La lecture peut ainsi s'avérer pénible, mais d'un autre côté, on profite d'une expérience complète, et les auteurs évitent ainsi de tomber dans cette catégorie pleine de premiers tomes qui ne font qu'effleurer leur proposition en une cinquantaine de (premières) pages. Un mal pour un bien donc, d'autant que les dialogues et l'exposition, pas toujours très fluides, piquent au moins notre curiosité quant à l'univers développé.

Les vrais défauts seront plutôt à trouver du côté d'archétypes qui ont la vie dure, surtout dans les histoires de vengeance aussi directes que celle de Sangre. L'héroïne est un excellent exemple : se révélant attachante au fil de l'album, elle n'échappe pas à quelques vieilles habitudes du média comme un certain voyeurisme dont aurait pu se passer ce premier tome.

Ce qui n'enlève rien aux dessins d'Adrien Floch, qui semble perfectionner son entente avec Arelston dans ce nouvel album, après l'élaboration des Naufragés d'Ythaq. Le résultat est assez plaisant pour les yeux, voire carrément impressionnant lorsque l'album se permet des cases plus ouvertes, qui profitent des belles couleurs de Claude Guth, comme vous le voyez ci-dessous :

Sangre est un album difficile à juger. D'un côté, il a tout de la parfaite série-concept qui sera facilement déclinée et qui trouvera sans aucun doute un large public grâce à une histoire accrocheuse. Avec ce que cela implique en défauts, et notamment du côté des archétypes ou plutôt des stéréotypes.
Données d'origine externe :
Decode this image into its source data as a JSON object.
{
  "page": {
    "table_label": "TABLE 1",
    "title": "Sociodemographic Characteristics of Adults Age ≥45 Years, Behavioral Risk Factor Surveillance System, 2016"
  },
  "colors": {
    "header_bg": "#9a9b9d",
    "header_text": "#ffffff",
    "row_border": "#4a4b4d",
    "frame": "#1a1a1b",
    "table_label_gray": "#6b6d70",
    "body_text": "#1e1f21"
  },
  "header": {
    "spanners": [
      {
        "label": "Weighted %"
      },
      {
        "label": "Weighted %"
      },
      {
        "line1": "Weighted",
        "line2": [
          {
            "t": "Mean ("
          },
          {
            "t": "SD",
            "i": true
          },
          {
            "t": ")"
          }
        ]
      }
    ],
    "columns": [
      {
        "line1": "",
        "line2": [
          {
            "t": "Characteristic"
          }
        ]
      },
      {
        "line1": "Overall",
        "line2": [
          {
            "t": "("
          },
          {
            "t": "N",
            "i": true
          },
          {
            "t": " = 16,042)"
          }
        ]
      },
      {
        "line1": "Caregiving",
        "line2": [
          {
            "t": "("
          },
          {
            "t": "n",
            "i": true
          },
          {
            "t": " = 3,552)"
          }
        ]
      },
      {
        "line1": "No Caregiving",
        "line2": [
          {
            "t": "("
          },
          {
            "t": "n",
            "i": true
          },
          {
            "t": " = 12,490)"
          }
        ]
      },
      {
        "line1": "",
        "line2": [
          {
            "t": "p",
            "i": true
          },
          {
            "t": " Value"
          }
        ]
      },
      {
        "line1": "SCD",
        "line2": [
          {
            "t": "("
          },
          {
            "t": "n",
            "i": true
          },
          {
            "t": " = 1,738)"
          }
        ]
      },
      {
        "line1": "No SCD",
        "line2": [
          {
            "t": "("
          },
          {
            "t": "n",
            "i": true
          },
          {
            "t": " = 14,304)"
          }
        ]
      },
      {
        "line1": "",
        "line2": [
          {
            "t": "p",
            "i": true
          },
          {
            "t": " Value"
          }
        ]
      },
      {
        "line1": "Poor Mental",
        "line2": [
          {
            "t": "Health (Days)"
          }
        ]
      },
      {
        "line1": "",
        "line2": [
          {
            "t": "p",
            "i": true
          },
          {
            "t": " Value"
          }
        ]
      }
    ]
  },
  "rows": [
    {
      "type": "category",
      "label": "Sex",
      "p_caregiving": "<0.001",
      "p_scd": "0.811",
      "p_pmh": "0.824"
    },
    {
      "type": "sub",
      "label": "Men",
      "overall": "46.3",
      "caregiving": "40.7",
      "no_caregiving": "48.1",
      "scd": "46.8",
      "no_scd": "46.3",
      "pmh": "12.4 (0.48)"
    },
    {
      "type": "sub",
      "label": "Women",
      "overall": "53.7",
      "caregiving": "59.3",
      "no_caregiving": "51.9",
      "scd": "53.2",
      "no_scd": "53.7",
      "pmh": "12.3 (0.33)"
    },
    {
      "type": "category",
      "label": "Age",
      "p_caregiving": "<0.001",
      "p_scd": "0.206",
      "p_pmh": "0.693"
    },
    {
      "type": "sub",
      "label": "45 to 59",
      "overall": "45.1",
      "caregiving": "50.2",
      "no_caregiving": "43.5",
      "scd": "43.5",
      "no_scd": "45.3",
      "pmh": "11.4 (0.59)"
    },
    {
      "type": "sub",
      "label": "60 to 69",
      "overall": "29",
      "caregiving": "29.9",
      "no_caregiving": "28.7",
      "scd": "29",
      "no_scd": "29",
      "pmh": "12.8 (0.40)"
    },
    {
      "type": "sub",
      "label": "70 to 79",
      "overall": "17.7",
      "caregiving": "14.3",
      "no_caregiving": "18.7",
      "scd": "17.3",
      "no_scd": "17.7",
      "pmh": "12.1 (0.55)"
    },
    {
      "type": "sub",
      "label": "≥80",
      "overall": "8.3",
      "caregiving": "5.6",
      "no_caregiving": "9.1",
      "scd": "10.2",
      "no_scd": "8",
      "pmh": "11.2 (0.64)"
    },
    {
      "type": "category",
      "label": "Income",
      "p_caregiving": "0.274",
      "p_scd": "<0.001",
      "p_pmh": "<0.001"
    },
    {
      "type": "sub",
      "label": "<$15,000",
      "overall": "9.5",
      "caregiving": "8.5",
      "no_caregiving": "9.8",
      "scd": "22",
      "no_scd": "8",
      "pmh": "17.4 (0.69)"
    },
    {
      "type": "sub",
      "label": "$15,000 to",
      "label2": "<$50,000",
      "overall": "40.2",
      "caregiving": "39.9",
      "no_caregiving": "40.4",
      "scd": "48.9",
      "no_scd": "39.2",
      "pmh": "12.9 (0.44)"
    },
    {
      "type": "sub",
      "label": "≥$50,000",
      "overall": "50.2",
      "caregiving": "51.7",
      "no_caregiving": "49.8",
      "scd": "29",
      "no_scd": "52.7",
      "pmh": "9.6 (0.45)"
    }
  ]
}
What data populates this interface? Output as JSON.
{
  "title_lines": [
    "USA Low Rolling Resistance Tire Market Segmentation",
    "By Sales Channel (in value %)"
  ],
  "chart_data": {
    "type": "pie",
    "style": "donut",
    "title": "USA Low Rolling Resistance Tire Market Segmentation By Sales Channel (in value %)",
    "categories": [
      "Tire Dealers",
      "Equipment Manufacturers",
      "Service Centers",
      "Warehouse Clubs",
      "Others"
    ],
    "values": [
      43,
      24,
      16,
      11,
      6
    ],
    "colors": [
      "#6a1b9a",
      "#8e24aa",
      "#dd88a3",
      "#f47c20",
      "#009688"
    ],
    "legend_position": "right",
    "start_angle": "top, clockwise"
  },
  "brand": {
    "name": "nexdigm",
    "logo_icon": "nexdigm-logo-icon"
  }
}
Mais on sent derrière ces premières pages un univers qui se veut plus original que sa simple promesse, et qui pourrait bien soutenir l'histoire voire la faire dérailler - dans le bon sens du terme - d'ici quelques mois, dans une suite. Assurément, les fans d'Arleston y trouveront leur compte quand les autres devront jeter un œil aux planches ou attendre un nouvel opus pour se lancer.